Industries would have to retool, reconvert, and reach accelerated levels of production. The key bottleneck was the machine tool design sector—the machines that build other machines—by taking new scientific ideas and imprinting them physically into those machines. Roosevelt had the Reconstruction Finance Corporation funnel $2 billion (a significant sum in those days) into the machine tool sector. The dramatic result was that whereas in 1938 the United States had produced only 34,000 machine tools, by 1942 the United States was producing 307,000, nearly ten times the 1938 level and fifty times the 1933 level.

Further, Roosevelt had the RFC allocate $4.5 billion to aviation, including the airframe industry, and even more importantly, those sections of the auto industry that converted to aircraft production. Though people ridiculed Roosevelt’s 1941 call for producing 50,000 planes over three years, the U.S. soon exceeded that level, and by 1944, the U.S. produced 96,000 planes in one year. Under Roosevelt’s urging, the RFC extended $1.2 billion to build and upgrade 183 steel and pig iron plants, adding 11 million tons of new capacity.

There were non-linear effects. Aluminum and magnesium, which were known to chemists in the early 1800s, and which were produced in limited quantities in the twentieth century, were now brought into commercial production on a greatly enlarged scale. The mass production of synthetic rubber, resins, plastics, and fibers, were all fundamentally developed during the mobilization. The atom was split and its energy process rudimentarily mastered under Roosevelt’s Manhattan Project.

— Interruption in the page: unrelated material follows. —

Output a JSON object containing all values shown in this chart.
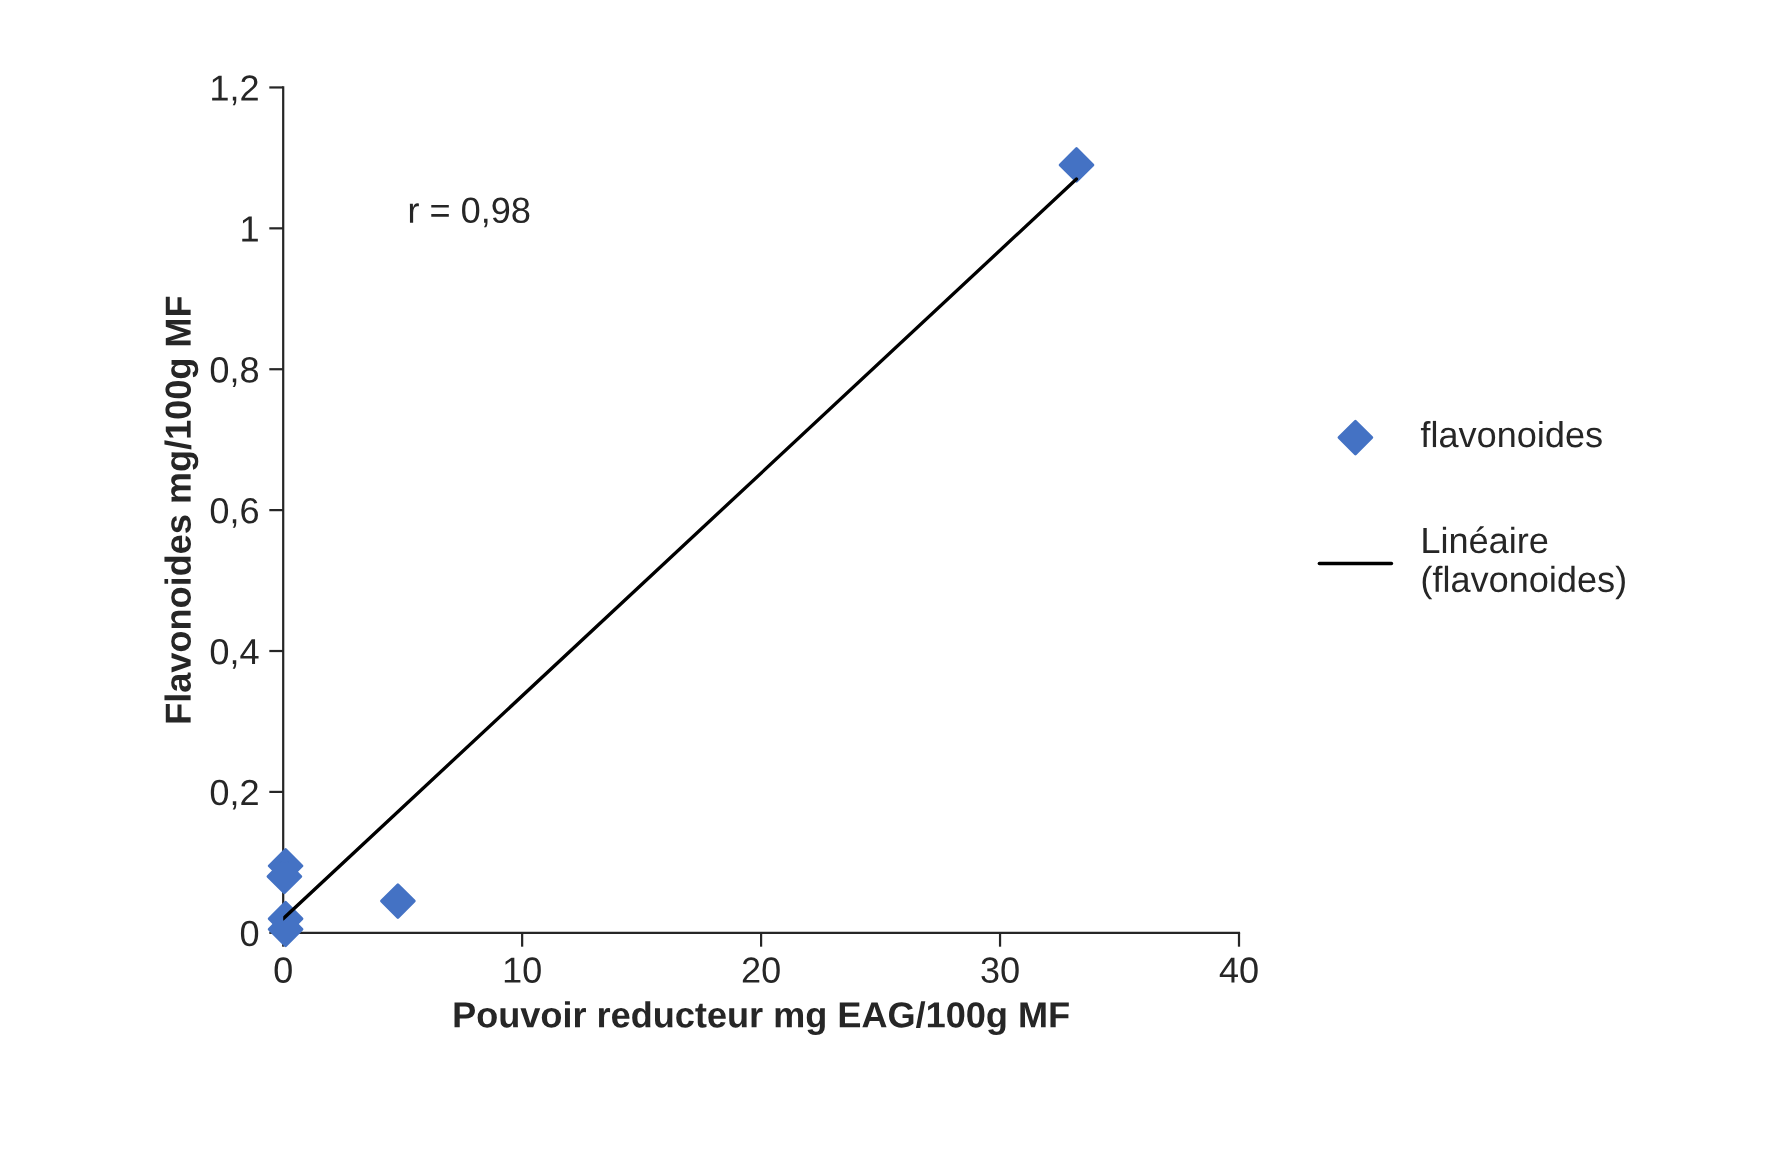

By 1944, the U.S. physical economy, which was devastated in 1933, now produced an astounding 46% of all the world’s manufactured goods. U.S. unemployment, which had officially reached an understated 12.83 million in 1933 (24.9% of the workforce), was now officially 0.67 million in 1944. The U.S. was the greatest agro-industrial economy on earth!

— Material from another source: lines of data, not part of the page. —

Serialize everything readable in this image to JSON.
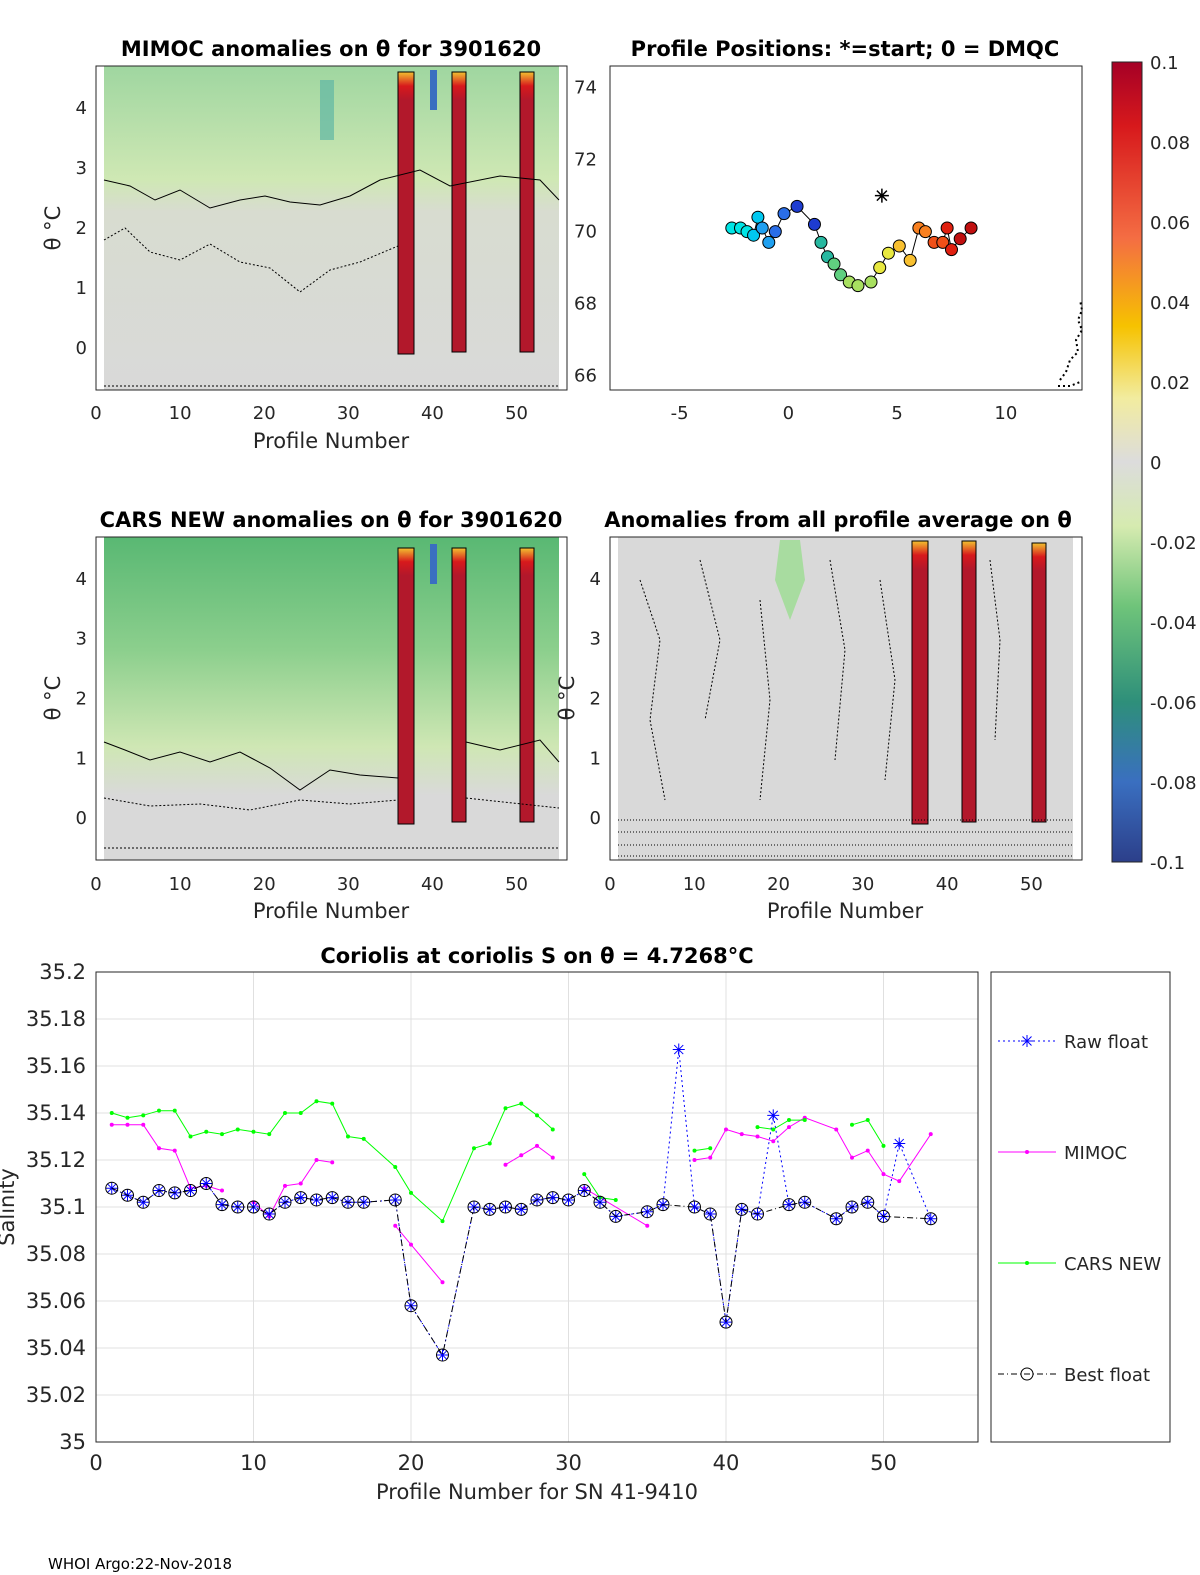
{
  "footer": "WHOI Argo:22-Nov-2018",
  "panels": {
    "mimoc": {
      "title": "MIMOC anomalies on θ  for 3901620",
      "xlabel": "Profile Number",
      "ylabel": "θ °C",
      "xticks": [
        "0",
        "10",
        "20",
        "30",
        "40",
        "50"
      ],
      "yticks": [
        "0",
        "1",
        "2",
        "3",
        "4"
      ]
    },
    "positions": {
      "title": "Profile Positions: *=start; 0 = DMQC",
      "xticks": [
        "-5",
        "0",
        "5",
        "10"
      ],
      "yticks": [
        "66",
        "68",
        "70",
        "72",
        "74"
      ]
    },
    "cars": {
      "title": "CARS NEW anomalies on θ for 3901620",
      "xlabel": "Profile Number",
      "ylabel": "θ °C",
      "xticks": [
        "0",
        "10",
        "20",
        "30",
        "40",
        "50"
      ],
      "yticks": [
        "0",
        "1",
        "2",
        "3",
        "4"
      ]
    },
    "allavg": {
      "title": "Anomalies from all profile average on θ",
      "xlabel": "Profile Number",
      "ylabel": "θ °C",
      "xticks": [
        "0",
        "10",
        "20",
        "30",
        "40",
        "50"
      ],
      "yticks": [
        "0",
        "1",
        "2",
        "3",
        "4"
      ]
    }
  },
  "colorbar": {
    "ticks": [
      "0.1",
      "0.08",
      "0.06",
      "0.04",
      "0.02",
      "0",
      "-0.02",
      "-0.04",
      "-0.06",
      "-0.08",
      "-0.1"
    ]
  },
  "colors": {
    "raw": "#0000ff",
    "mimoc": "#ff00ff",
    "cars": "#00ff00",
    "best": "#000000"
  },
  "chart_data": {
    "type": "line",
    "title": "Coriolis at coriolis S on θ = 4.7268°C",
    "xlabel": "Profile Number for SN 41-9410",
    "ylabel": "Salinity",
    "xlim": [
      0,
      56
    ],
    "ylim": [
      35,
      35.2
    ],
    "xticks": [
      "0",
      "10",
      "20",
      "30",
      "40",
      "50"
    ],
    "yticks": [
      "35",
      "35.02",
      "35.04",
      "35.06",
      "35.08",
      "35.1",
      "35.12",
      "35.14",
      "35.16",
      "35.18",
      "35.2"
    ],
    "legend": [
      "Raw float",
      "MIMOC",
      "CARS NEW",
      "Best float"
    ],
    "series": [
      {
        "name": "Raw float",
        "x": [
          1,
          2,
          3,
          4,
          5,
          6,
          7,
          8,
          9,
          10,
          11,
          12,
          13,
          14,
          15,
          16,
          17,
          19,
          20,
          22,
          24,
          25,
          26,
          27,
          28,
          29,
          30,
          31,
          32,
          33,
          35,
          36,
          37,
          38,
          39,
          40,
          41,
          42,
          43,
          44,
          45,
          47,
          48,
          49,
          50,
          51,
          53
        ],
        "values": [
          35.108,
          35.105,
          35.102,
          35.107,
          35.106,
          35.107,
          35.11,
          35.101,
          35.1,
          35.1,
          35.097,
          35.102,
          35.104,
          35.103,
          35.104,
          35.102,
          35.102,
          35.103,
          35.058,
          35.037,
          35.1,
          35.099,
          35.1,
          35.099,
          35.103,
          35.104,
          35.103,
          35.107,
          35.102,
          35.096,
          35.098,
          35.101,
          35.167,
          35.1,
          35.097,
          35.051,
          35.099,
          35.097,
          35.139,
          35.101,
          35.102,
          35.095,
          35.1,
          35.102,
          35.096,
          35.127,
          35.095
        ]
      },
      {
        "name": "MIMOC",
        "segments": [
          {
            "x": [
              1,
              2,
              3,
              4,
              5,
              6,
              7,
              8
            ],
            "values": [
              35.135,
              35.135,
              35.135,
              35.125,
              35.124,
              35.108,
              35.109,
              35.107
            ]
          },
          {
            "x": [
              10,
              11,
              12,
              13,
              14,
              15
            ],
            "values": [
              35.102,
              35.096,
              35.109,
              35.11,
              35.12,
              35.119
            ]
          },
          {
            "x": [
              19,
              20,
              22
            ],
            "values": [
              35.092,
              35.084,
              35.068
            ]
          },
          {
            "x": [
              26,
              27,
              28,
              29
            ],
            "values": [
              35.118,
              35.122,
              35.126,
              35.121
            ]
          },
          {
            "x": [
              31,
              35
            ],
            "values": [
              35.108,
              35.092
            ]
          },
          {
            "x": [
              38,
              39,
              40,
              41,
              42,
              43,
              44,
              45,
              47,
              48,
              49,
              50,
              51,
              53
            ],
            "values": [
              35.12,
              35.121,
              35.133,
              35.131,
              35.13,
              35.128,
              35.134,
              35.138,
              35.133,
              35.121,
              35.124,
              35.114,
              35.111,
              35.131
            ]
          }
        ]
      },
      {
        "name": "CARS NEW",
        "segments": [
          {
            "x": [
              1,
              2,
              3,
              4,
              5,
              6,
              7,
              8,
              9,
              10,
              11,
              12,
              13,
              14,
              15,
              16,
              17,
              19,
              20,
              22,
              24,
              25,
              26,
              27,
              28,
              29
            ],
            "values": [
              35.14,
              35.138,
              35.139,
              35.141,
              35.141,
              35.13,
              35.132,
              35.131,
              35.133,
              35.132,
              35.131,
              35.14,
              35.14,
              35.145,
              35.144,
              35.13,
              35.129,
              35.117,
              35.106,
              35.094,
              35.125,
              35.127,
              35.142,
              35.144,
              35.139,
              35.133
            ]
          },
          {
            "x": [
              31,
              32,
              33
            ],
            "values": [
              35.114,
              35.104,
              35.103
            ]
          },
          {
            "x": [
              38,
              39
            ],
            "values": [
              35.124,
              35.125
            ]
          },
          {
            "x": [
              42,
              43,
              44,
              45
            ],
            "values": [
              35.134,
              35.133,
              35.137,
              35.137
            ]
          },
          {
            "x": [
              48,
              49,
              50
            ],
            "values": [
              35.135,
              35.137,
              35.126
            ]
          }
        ]
      },
      {
        "name": "Best float",
        "x": [
          1,
          2,
          3,
          4,
          5,
          6,
          7,
          8,
          9,
          10,
          11,
          12,
          13,
          14,
          15,
          16,
          17,
          19,
          20,
          22,
          24,
          25,
          26,
          27,
          28,
          29,
          30,
          31,
          32,
          33,
          35,
          36,
          38,
          39,
          40,
          41,
          42,
          44,
          45,
          47,
          48,
          49,
          50,
          53
        ],
        "values": [
          35.108,
          35.105,
          35.102,
          35.107,
          35.106,
          35.107,
          35.11,
          35.101,
          35.1,
          35.1,
          35.097,
          35.102,
          35.104,
          35.103,
          35.104,
          35.102,
          35.102,
          35.103,
          35.058,
          35.037,
          35.1,
          35.099,
          35.1,
          35.099,
          35.103,
          35.104,
          35.103,
          35.107,
          35.102,
          35.096,
          35.098,
          35.101,
          35.1,
          35.097,
          35.051,
          35.099,
          35.097,
          35.101,
          35.102,
          35.095,
          35.1,
          35.102,
          35.096,
          35.095
        ]
      }
    ]
  },
  "positions_data": {
    "lon": [
      -2.6,
      -2.2,
      -1.9,
      -1.6,
      -1.4,
      -1.2,
      -0.9,
      -0.6,
      -0.2,
      0.4,
      1.2,
      1.5,
      1.8,
      2.1,
      2.4,
      2.8,
      3.2,
      3.8,
      4.2,
      4.6,
      5.1,
      5.6,
      6.0,
      6.3,
      6.7,
      7.1,
      7.3,
      7.5,
      7.9,
      8.4
    ],
    "lat": [
      70.1,
      70.1,
      70.0,
      69.9,
      70.4,
      70.1,
      69.7,
      70.0,
      70.5,
      70.7,
      70.2,
      69.7,
      69.3,
      69.1,
      68.8,
      68.6,
      68.5,
      68.6,
      69.0,
      69.4,
      69.6,
      69.2,
      70.1,
      70.0,
      69.7,
      69.7,
      70.1,
      69.5,
      69.8,
      70.1
    ],
    "start": {
      "lon": 4.3,
      "lat": 71.0
    }
  }
}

The U.S. population, which had been pessimistic in 1933, was now optimistic, and inspired by Roosevelt’s mission at the 1944 Bretton Woods conference: to bring American System methods, capital goods, and agricultural implements, to every nation, no matter how small or undeveloped, on earth.

10. Postscript: JFK

This optimism continued into the John F. Kennedy administration. Great projects such as NAWAPA (discussed elsewhere in this pamphlet) were on the agenda. Kennedy challenged the country to land a man on the moon “in this decade.” But while Kennedy resisted being pulled into useless wars abroad, the British had nevertheless thrust us into an unnecessary Cold War. With Kennedy’s asassination, the nation was derailed from its mission. The Cold War became a hot war in Vietnam. We went into a deep depression. Can we find it in ourselves to rediscover and fulfill the nation’s original intention? In the late 1960s Lyndon LaRouche picked up the torch to get us back on track. Now we must complete his mission.